3. MECHANICAL: Using methods to physically remove target weeds. Cultivation, hoeing, hand pulling, and mowing are commonly used. The use of cultivation is usually limited to farm/crop land and must be persistently cultivated to control perennial weed species.
4. BIOLOGICAL: Involves the introduction and establishment of selected natural enemies of a particular weed species. This may include insects, fungi, and diseases that attack the target weed while not affecting desirable species. Effective biocontrol depends on the use of several insects that attack different plant parts. Effective biocontrol should increase as insects become more available.

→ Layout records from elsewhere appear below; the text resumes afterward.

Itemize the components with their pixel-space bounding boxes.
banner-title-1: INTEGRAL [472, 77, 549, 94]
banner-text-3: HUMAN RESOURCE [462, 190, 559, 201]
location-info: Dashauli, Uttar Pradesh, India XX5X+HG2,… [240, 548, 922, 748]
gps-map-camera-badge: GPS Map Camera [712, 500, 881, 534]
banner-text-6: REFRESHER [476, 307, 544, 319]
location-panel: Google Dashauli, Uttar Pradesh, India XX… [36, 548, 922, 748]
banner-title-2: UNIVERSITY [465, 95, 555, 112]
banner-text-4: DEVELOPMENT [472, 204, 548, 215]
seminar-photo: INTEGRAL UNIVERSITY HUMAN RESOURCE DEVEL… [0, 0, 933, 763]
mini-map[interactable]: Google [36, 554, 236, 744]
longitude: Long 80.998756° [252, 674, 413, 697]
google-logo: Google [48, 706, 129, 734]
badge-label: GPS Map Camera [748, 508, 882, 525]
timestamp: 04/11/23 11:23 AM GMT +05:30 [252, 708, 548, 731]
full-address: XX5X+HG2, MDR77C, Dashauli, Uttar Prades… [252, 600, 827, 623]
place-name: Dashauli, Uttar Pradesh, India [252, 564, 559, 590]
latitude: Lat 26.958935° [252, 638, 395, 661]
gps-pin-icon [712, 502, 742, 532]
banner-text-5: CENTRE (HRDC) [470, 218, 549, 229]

Bug Collection at Pompey's Pillar
5. CHEMICAL CONTROL: The use of herbicides to control noxious weeds. Chemical control is the most commonly used method of weed control. If used properly and according to label directions, herbicides are a very effective means of control. Although chemicals can be expensive, they are still one of the most economic methods of control once weeds become established.
6. INTEGRATED PEST MANAGEMENT: One control method itself seldom provides complete control. Integrated pest management (IPM), is approaching weed control by combining two or more methods to improve results. The Yellowstone County Weed District provides a sound IPM approach, with detailed involvement in all methods of weed control.